23. Parallèlement aux données sur le mortier et sur le rôle du sorko, Gilbert Vieillard rapporte des croyances sur le danger de s'exposer au clair de lune ou de jouer avec le reflet d'un miroir (“Clair de lune” et “Le miroir”, in Cahier n° 56).
24. Au sujet de la transformation des actions des génies depuis le ciel et le fleuve vers des récepracles humains (la possession), J. Rouch (1960) admet n'avoir pu recueillir d'informations concordantes et explique, qu'à la suite d'une guerre avec les génies noirs, « les différents enfants d'Harakoy, à l'exception du génie du tonnerre Dongo trouvèrent un “cheval”, une personne qu'ils possédèrent.

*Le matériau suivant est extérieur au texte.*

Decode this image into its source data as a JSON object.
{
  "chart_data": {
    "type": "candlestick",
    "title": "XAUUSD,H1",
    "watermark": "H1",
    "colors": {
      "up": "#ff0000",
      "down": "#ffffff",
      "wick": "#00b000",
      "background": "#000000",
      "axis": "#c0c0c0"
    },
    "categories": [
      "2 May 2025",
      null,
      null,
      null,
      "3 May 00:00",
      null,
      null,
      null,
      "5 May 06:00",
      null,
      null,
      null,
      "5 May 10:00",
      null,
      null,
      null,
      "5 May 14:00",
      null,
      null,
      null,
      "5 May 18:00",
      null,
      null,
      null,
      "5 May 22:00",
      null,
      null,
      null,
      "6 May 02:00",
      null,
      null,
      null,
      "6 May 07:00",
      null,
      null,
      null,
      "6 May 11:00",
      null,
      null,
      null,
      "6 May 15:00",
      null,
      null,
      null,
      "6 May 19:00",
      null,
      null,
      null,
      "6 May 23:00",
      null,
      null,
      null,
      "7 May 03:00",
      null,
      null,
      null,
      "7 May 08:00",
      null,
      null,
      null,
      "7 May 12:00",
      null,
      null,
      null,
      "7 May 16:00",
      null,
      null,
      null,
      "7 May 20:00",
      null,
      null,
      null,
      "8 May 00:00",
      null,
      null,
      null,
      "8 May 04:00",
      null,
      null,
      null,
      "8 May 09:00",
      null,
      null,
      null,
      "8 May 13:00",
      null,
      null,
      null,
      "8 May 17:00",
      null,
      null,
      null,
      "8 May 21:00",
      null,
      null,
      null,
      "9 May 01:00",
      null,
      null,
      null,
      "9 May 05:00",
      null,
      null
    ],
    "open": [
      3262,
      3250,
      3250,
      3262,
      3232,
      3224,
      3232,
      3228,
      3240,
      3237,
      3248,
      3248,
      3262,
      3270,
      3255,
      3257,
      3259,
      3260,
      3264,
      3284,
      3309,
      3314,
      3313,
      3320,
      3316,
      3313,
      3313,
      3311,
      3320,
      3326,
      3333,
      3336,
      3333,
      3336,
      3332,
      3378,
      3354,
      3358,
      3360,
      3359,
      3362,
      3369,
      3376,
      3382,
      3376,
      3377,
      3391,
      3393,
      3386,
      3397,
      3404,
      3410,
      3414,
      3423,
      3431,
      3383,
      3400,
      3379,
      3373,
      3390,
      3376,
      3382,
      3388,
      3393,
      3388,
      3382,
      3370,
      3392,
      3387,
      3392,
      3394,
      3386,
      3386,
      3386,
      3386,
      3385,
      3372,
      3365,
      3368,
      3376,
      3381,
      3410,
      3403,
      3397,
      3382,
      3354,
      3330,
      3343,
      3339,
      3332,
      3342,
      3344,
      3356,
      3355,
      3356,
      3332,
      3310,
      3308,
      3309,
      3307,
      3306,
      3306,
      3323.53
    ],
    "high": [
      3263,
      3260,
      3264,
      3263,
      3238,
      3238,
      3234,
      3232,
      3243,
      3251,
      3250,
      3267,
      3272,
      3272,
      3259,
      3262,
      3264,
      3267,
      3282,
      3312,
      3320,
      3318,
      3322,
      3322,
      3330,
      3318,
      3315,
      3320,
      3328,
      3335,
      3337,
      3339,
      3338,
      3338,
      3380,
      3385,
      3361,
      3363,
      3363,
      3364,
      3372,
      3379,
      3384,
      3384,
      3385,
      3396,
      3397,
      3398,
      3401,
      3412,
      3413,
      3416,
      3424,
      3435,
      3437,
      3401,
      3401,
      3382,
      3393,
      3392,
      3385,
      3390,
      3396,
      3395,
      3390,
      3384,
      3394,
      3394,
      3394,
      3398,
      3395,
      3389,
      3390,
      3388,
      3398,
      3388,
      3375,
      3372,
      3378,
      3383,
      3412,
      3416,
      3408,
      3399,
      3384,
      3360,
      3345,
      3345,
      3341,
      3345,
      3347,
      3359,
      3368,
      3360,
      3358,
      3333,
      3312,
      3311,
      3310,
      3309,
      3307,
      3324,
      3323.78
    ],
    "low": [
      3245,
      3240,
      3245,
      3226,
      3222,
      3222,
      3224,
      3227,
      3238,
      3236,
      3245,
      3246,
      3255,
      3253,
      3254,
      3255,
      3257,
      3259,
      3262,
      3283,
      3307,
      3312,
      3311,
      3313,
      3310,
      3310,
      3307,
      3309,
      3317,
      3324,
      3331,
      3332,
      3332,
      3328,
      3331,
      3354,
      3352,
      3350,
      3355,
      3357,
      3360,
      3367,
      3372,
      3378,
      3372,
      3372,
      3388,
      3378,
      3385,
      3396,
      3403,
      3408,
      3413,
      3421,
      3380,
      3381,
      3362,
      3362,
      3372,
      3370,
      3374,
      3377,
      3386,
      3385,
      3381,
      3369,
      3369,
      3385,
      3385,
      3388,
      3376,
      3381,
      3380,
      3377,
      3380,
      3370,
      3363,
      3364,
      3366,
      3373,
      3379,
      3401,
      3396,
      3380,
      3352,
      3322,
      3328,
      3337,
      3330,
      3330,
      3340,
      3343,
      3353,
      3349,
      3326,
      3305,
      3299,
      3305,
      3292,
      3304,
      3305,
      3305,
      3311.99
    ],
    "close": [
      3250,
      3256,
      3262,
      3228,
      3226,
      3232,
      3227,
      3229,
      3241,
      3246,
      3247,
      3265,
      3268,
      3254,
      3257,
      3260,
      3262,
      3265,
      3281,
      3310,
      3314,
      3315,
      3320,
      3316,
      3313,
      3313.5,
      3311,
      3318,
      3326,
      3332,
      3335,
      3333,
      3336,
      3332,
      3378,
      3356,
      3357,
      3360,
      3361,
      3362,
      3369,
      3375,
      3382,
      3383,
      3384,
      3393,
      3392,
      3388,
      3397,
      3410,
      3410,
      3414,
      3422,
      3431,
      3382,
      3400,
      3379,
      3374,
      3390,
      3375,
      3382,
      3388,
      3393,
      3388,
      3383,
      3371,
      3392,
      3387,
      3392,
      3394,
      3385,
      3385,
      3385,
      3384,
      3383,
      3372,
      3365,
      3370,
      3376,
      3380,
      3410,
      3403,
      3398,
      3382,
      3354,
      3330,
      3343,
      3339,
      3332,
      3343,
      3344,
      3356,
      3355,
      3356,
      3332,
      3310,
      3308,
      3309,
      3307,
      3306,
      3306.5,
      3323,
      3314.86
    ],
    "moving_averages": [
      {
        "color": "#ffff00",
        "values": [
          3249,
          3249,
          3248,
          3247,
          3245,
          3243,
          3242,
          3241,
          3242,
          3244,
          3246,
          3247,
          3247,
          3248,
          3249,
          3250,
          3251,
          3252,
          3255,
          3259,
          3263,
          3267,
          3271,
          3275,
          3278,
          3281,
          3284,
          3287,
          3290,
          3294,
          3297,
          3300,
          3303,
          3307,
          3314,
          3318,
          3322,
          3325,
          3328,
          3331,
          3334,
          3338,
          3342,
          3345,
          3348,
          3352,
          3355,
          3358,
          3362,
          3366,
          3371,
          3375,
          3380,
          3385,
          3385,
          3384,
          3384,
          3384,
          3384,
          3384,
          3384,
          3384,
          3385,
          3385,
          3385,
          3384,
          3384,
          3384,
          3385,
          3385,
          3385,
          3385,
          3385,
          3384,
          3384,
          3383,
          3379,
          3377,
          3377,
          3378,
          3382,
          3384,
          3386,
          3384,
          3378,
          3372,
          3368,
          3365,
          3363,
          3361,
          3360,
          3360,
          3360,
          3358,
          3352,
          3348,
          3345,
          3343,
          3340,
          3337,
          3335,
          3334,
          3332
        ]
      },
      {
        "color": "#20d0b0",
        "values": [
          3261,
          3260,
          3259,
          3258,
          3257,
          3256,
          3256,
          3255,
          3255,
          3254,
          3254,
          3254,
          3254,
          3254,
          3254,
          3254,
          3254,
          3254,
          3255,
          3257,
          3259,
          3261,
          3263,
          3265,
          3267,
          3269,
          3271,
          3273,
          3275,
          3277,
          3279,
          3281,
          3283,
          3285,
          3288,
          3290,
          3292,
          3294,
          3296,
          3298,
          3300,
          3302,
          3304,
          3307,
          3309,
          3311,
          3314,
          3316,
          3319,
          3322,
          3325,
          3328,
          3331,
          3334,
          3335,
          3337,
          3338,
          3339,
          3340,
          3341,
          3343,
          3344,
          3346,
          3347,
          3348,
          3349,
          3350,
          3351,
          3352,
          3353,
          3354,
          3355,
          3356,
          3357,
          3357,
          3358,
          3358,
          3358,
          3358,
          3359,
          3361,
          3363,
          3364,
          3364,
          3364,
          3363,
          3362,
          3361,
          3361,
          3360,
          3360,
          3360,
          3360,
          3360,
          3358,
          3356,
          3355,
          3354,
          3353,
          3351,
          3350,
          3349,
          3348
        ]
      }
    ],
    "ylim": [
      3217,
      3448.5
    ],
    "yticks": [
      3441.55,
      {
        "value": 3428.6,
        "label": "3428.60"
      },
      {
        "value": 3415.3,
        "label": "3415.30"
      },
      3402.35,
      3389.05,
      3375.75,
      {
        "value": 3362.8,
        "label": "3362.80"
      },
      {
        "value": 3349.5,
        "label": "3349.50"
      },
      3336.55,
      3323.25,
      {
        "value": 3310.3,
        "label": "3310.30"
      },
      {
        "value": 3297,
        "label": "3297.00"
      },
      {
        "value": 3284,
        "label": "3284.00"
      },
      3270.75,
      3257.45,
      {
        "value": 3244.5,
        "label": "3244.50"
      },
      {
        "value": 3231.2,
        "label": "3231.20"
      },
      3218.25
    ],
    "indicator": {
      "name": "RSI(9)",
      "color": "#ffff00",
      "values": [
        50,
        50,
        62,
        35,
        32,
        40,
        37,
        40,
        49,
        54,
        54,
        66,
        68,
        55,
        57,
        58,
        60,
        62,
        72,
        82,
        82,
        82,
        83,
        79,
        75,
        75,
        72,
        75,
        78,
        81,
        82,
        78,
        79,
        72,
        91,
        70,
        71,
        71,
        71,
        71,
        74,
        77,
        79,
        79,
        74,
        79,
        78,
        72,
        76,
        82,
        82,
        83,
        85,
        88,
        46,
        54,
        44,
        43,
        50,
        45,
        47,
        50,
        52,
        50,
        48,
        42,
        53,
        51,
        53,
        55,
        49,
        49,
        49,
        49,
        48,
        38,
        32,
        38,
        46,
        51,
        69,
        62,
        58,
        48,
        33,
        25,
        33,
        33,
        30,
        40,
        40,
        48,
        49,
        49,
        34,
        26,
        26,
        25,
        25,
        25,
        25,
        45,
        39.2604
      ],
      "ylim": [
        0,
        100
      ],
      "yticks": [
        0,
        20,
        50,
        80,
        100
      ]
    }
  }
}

Il précise touefois que cette histoire laisserait à entendre que ce rite (la possession) existait antérieurement » (p. 79).
25. Dans le récit de Si Gungu Mayga, Hambali “leva une armée dans le pays de la rive gauche (orientale) du Fleuve (et) alla sur la rive droite, gourma, (et) parcourut le monde” à la recherche d'un chef d'armée.
26. Dans le chapitres “Fouta-Dyalon” et “Masina” (subdivision “Documents religieux” du Fonds.